Where the wild things are
Some of Tulsa’s native critters have adapted to city life, but others have fled as their survival is threatened.
Older Tulsans grew up chasing horny toads on hot summer days, but a younger generation may have only seen the strange reptile in a glass case at the zoo or on the pages of wildlife magazines.
While some ponder the species’ virtual disappearing act, Jay Pruett, director of conservation for the Oklahoma chapter of The Nature Conservancy, knows why the horny toad, or Texas horned lizard, is difficult to find in the Tulsa area today.
He explains that during the past few decades, an increased use of insecticides greatly decreased the city’s population of ants, the horny toad’s main food source. Expanding infrastructure also took away much of its dry, grassy habitat.
“People don’t realize there are a lot of things they do that can affect animals,” Pruett says.
And Tulsa’s urban sprawl hasn’t only affected odd-looking lizards that shoot blood from their eyes. Another of Tulsa’s former inhabitants, the greater prairie chicken, once lived in the grasslands along the city’s north edge. But because of its innate sensitivity to vertical structures, including buildings and trees, the bird has fled the developing area.
“These animals have evolved to know those are places where a hawk could be sitting, waiting to eat them for dinner,” Pruett says.
Pollution from trash and lawn chemicals also has disturbed Tulsa’s fragile ecosystem, altering the pH levels of waterways and hurting animals that live in and around the water, Oklahoma Aquarium curator John Money says.
“Rainwater doesn’t make it into the ground to have a natural filtering effect,” he says. “As a result, harmful substances run on top of impenetrable surfaces like steel and pavement and find their way into our lakes, streams and ponds.”
Reasons for animals’ relocation can be many, but nearly all center on their threatened survival.
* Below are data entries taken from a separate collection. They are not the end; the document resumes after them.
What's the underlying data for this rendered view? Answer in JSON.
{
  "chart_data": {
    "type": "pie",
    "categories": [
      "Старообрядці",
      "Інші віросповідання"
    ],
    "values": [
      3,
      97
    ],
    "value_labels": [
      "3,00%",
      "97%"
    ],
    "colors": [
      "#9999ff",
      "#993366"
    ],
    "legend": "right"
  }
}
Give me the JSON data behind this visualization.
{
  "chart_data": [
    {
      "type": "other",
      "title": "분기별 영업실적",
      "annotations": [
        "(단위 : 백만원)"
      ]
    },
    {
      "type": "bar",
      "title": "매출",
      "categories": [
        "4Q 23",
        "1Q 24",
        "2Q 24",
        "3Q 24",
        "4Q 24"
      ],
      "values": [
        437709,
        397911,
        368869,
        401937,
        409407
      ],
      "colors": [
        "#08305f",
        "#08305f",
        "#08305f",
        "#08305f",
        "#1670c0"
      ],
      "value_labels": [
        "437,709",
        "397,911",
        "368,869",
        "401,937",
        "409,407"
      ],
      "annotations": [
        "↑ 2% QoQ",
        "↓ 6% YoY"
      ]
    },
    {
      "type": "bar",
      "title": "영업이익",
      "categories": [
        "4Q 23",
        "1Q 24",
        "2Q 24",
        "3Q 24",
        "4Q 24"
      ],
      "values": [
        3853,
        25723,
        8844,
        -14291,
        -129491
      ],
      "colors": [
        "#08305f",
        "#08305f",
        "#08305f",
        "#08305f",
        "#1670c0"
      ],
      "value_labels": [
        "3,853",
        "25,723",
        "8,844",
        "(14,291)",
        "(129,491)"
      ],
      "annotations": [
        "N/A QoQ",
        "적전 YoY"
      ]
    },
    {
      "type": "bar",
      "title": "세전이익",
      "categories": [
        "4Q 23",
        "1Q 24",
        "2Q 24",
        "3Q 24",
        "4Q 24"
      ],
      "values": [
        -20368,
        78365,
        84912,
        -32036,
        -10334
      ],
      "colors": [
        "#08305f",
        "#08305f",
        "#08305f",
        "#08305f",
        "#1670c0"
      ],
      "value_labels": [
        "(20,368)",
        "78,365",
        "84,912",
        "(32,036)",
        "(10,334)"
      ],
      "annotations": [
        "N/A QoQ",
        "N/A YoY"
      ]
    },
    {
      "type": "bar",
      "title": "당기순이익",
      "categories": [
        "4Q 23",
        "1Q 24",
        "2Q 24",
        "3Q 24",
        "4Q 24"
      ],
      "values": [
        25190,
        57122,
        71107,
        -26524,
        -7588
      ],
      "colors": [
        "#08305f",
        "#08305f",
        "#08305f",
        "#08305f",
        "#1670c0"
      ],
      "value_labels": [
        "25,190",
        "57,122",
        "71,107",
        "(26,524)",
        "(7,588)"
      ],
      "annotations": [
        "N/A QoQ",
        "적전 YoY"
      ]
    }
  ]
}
However, despite the loss of some Tulsa-area species, many native animals remain and have adapted to city life.
Pruett points out that some animals are very opportunistic feeders and don’t discriminate when it comes to habitat. Raccoons, skunks and opossums may have adapted best to Tulsa’s urban development, says Amy Morris, interpretive naturalist at the Oxley Nature Center.
“These animals are omnivores, so they can eat vegetation or meat,” she says. “They’re also nocturnal, so they’re typically out and about when we humans are sleeping.”
Other animals still common to the Tulsa area include white-tailed deer, wild turkeys, coyotes and foxes. Tulsa’s ponds are home to various birds from Canada geese to great blue heron, while many sport fish and other wildlife — including beavers — can be found in the rich and diverse habitat of area rivers and streams.
“It’s really interesting that in Tulsa, we have a lot of life going on around us,” Money says. “There are a lot (of species) that have a good, strong foothold.”
Even the squirrels, birds and other wildlife whose tree canopy habitats were destroyed in the 2007 ice storm remain strong post-disaster. Although the storm’s heavy tree fall increased the incidence of forest fires, Morris says it also created “virtual condominiums” for species that live in dead or fallen trees.
While humans can’t change weather patterns or bring the horny toad back to Tulsa, we can take measures to help ensure existing species remain here for years to come. By decreasing pollution, eliminating chemical usage and treating local wildlife with caution and care, we can protect native species and continue to coexist with them.
“As humans, we have to be as good as we can and try to take care of the environment,” Money says. “We don’t want to create a no-touch zone. The goal is just to enjoy it, not destroy it.”